Aside from “forging of a new alternative musical language founded on a profound understanding and a thriving and sensitive awareness of Asian music aesthetics and culture” — which, he admitted in his speech that night sometimes resulted in compositions that were foreign to the ear and difficult to listen to — Mr. Santos also conducted fieldwork to collect and document music from folk religious groups, which, in turn, he translated into works that “embedded indigenous musical systems into modern musical discourse, and the marriage of Western and non-Western sound.”

In an interview with BusinessWorld, Mr. Santos said that he was teaching a graduate class when he received the news that he was not one of the seven National Artists named.

“I’m okay. I knew something like this could happen — it has been happening. But still, it was quite a shock because no one has ever been dropped [from the list] before. It was disconcerting,” he said.

He added that having worked for CCP and NCCA at different points in his career, he is privy to the inner workings of the awards.

“I find my situation ironic because when I was artistic director of CCP, we refined the guidelines of the National Artists so that there would be a clear basis for selection,” he said, adding that he tendered his resignation when Mr. Cuenco was conferred the title without going through the process during the Estrada administration.

“I won’t stand for something like that. All my life, I’ve been working with artists to preserve integrity in cultural institutions. When there were anomalies, I always fought against them. Du’n ako nalulungkot at nababahala. [That’s what saddens and troubles me.] It’s about losing the value of what I’ve devoted my life to more than the award itself, that’s what I’m saying,” Mr.
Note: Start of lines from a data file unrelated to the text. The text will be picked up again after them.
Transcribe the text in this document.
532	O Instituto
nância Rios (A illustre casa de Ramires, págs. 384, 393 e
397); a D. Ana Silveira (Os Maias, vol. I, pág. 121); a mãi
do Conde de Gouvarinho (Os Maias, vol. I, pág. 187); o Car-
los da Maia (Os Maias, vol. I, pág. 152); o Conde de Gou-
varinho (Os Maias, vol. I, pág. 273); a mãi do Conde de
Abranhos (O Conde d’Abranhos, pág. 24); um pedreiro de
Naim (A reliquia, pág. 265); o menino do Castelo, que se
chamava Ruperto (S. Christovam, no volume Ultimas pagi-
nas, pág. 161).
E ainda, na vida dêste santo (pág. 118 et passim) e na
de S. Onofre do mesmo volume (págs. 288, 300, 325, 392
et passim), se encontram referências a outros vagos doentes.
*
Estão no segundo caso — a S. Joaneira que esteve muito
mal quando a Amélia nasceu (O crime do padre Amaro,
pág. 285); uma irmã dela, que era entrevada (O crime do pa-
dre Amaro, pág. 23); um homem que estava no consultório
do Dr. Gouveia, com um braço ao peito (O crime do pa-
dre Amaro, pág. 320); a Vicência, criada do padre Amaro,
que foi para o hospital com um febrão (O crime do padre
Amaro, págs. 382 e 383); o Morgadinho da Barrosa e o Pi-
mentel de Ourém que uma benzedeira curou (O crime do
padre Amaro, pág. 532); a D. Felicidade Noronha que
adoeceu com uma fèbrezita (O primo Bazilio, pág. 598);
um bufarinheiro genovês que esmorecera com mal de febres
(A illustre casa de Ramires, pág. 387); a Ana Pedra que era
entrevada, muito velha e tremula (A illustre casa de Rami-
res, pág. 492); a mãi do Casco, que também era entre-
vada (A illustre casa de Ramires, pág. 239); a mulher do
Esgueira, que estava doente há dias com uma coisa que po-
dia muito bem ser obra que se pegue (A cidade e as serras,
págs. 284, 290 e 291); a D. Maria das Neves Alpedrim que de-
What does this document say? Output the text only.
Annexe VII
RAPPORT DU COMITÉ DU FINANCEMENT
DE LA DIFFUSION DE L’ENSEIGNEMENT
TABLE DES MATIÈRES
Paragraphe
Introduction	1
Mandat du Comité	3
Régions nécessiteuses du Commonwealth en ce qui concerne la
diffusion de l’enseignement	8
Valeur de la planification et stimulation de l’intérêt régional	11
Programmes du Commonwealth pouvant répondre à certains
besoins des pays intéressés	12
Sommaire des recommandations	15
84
Santos said.

Asked why he thinks he was dropped, he replied that he didn’t want to make a conjecture. “There are so many possibilities but I’d rather not make any official statement on my suspicions,” he said as he smiled.

“Of course I’m angry, but it’s not the loss of the award that bothers me, it’s the fact that the whole cultural community has been violated,” he continued, adding that the perpetration of irregularities should make the country pause and reflect.

“Along the way, we must have been all remiss. That’s how I look at it,” Mr. Santos said.

“The world of the National Artists Awards is so small; there are larger things — and so I continue my work, I continue to write music, and life goes on.”